Number of Fisher Scoring iterations: 14

lr.predictions <- predict(lr.model, test.data, type = "response")
lr.predictions <- round(lr.predictions)
confusionMatrix(data=lr.predictions, reference=test.class.vars, positive = '1')

Confusion Matrix and Statistics

          Reference
Prediction   0   1
         0  56  49
         1  61 234
                                         
               Accuracy : 0.725          
                 95% CI : (0.6784, 0.7682)
    No Information Rate : 0.7075         
    P-Value [Acc > NIR] : 0.2387         
                                         
                  Kappa : 0.315          
 Mcnemar's Test P-Value : 0.2943         
                                         
            Sensitivity : 0.8269         
            Specificity : 0.4786         
         Pos Pred Value : 0.7932         
         Neg Pred Value : 0.5333         
             Prevalence : 0.7075         
         Detection Rate : 0.5850         
   Detection Prevalence : 0.7375          
      Balanced Accuracy : 0.6527         
                                         
       'Positive' Class : 1  

lr.prediction.values <- predict(lr.model, test.feature.vars, type = "response")
predictions <- prediction(lr.prediction.values, test.class.vars)

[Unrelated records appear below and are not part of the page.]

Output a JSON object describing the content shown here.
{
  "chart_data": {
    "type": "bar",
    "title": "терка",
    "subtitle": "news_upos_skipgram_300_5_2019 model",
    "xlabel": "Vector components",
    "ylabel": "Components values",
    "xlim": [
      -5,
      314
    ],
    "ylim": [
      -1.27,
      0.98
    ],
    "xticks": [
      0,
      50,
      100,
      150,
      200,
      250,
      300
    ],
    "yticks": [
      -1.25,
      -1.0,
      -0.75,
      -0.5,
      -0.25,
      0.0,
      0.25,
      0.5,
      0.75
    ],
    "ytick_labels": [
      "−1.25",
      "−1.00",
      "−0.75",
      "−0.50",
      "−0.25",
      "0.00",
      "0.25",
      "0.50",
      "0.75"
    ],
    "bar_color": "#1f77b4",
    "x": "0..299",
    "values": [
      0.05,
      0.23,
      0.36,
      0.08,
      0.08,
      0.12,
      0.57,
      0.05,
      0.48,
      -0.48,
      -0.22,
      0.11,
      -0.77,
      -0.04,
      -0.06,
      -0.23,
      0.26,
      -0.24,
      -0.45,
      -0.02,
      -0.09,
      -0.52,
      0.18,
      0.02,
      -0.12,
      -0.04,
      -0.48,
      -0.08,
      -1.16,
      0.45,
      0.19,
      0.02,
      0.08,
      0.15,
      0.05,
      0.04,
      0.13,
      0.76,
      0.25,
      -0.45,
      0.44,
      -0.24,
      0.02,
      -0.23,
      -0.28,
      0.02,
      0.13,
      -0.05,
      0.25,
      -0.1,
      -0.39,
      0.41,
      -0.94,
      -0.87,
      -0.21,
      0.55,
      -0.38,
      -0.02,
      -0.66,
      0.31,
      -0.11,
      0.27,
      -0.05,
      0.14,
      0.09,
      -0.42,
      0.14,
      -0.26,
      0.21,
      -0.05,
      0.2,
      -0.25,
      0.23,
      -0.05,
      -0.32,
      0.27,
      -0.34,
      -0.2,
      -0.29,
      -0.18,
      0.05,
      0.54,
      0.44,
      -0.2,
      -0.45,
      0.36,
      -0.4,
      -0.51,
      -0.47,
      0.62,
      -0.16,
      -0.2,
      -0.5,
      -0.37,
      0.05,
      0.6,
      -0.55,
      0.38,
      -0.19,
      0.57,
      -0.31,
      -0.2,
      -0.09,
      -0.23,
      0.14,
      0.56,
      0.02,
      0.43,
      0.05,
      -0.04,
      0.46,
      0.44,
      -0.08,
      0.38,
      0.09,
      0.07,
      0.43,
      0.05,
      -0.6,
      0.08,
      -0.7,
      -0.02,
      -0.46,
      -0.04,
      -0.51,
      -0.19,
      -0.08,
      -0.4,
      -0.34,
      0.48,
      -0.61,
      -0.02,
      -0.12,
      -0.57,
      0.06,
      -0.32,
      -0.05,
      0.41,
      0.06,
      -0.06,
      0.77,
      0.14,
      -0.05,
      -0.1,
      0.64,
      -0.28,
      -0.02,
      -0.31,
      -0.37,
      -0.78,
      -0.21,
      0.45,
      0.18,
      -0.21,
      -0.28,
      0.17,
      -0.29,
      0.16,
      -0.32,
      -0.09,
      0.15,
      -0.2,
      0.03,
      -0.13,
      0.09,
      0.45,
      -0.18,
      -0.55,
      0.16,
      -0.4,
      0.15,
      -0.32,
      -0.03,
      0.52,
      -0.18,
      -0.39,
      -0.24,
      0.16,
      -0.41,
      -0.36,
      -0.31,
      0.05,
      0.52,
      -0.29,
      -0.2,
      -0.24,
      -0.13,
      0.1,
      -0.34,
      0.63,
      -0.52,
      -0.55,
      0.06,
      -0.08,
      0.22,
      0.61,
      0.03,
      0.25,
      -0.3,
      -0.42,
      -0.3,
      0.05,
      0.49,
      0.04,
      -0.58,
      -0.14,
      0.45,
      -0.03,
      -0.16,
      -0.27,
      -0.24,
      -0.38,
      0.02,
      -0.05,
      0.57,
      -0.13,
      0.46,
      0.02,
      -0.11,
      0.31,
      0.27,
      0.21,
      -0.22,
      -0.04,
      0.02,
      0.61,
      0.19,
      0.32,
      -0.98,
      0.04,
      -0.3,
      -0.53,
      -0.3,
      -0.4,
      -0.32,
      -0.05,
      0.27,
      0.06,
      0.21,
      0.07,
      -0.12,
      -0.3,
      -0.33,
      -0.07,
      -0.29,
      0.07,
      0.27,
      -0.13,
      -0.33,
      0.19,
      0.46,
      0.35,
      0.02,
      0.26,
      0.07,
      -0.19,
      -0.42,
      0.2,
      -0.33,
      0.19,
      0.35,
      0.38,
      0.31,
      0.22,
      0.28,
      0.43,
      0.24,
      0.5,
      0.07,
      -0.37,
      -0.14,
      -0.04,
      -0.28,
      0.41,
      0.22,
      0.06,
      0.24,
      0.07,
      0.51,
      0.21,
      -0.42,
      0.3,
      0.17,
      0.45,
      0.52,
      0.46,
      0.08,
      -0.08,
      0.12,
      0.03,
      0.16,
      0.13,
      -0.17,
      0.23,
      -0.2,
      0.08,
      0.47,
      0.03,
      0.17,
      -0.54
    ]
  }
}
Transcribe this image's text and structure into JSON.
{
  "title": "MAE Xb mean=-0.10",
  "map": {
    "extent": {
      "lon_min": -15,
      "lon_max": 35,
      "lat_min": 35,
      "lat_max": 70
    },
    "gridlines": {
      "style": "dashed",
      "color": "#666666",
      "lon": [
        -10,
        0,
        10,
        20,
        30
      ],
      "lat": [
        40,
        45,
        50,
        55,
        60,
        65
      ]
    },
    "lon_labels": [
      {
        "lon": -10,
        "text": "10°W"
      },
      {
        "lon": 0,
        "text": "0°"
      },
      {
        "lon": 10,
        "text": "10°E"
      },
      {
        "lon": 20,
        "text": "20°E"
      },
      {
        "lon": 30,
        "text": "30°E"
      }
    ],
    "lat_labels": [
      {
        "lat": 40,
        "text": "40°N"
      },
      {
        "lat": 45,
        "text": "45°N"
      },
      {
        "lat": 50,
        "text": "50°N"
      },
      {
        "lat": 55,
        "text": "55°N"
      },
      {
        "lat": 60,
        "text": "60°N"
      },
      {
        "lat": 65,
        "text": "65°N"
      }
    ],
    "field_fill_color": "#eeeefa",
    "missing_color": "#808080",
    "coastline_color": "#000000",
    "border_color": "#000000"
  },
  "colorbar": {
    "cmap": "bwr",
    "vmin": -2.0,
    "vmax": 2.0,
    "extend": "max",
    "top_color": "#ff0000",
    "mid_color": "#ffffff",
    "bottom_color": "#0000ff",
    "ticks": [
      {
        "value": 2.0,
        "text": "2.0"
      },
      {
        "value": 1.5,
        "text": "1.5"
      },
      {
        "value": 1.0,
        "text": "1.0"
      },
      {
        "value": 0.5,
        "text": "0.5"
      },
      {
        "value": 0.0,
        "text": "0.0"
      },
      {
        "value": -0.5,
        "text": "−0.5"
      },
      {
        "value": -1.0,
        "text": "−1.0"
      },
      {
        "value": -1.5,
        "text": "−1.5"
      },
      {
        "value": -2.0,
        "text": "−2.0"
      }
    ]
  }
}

perf <- performance(predictions,"tpr","fpr")
plot(perf,col="black")


auc <- performance(predictions,"auc")
auc

AUC is 0.73 which is pretty good for start. Now we have a model, but this does not solely depend on the accuracy but on the domain and business requirements of the problem. If we predict a customer with a bad credit rating (0) as good(1), it means we are going to approve the credit loan for the customer who will end up not paying it, which will cause losses to the bank. However, if we predict a customer with good credit rating (1) as bad (0), it means we will deny him the loan in which case the bank will neither profit nor will incur any losses. This is much better than incurring huge losses by wrongly predicting bad credit ratings as good.

Now, it's up to you. As you can see p-values in the summary, try to apply the same procedure in order to get a better model with selected vars based on p-values. Try to implement another algorithm as SVM or Decision tree and compare it! You will be amazed of the results.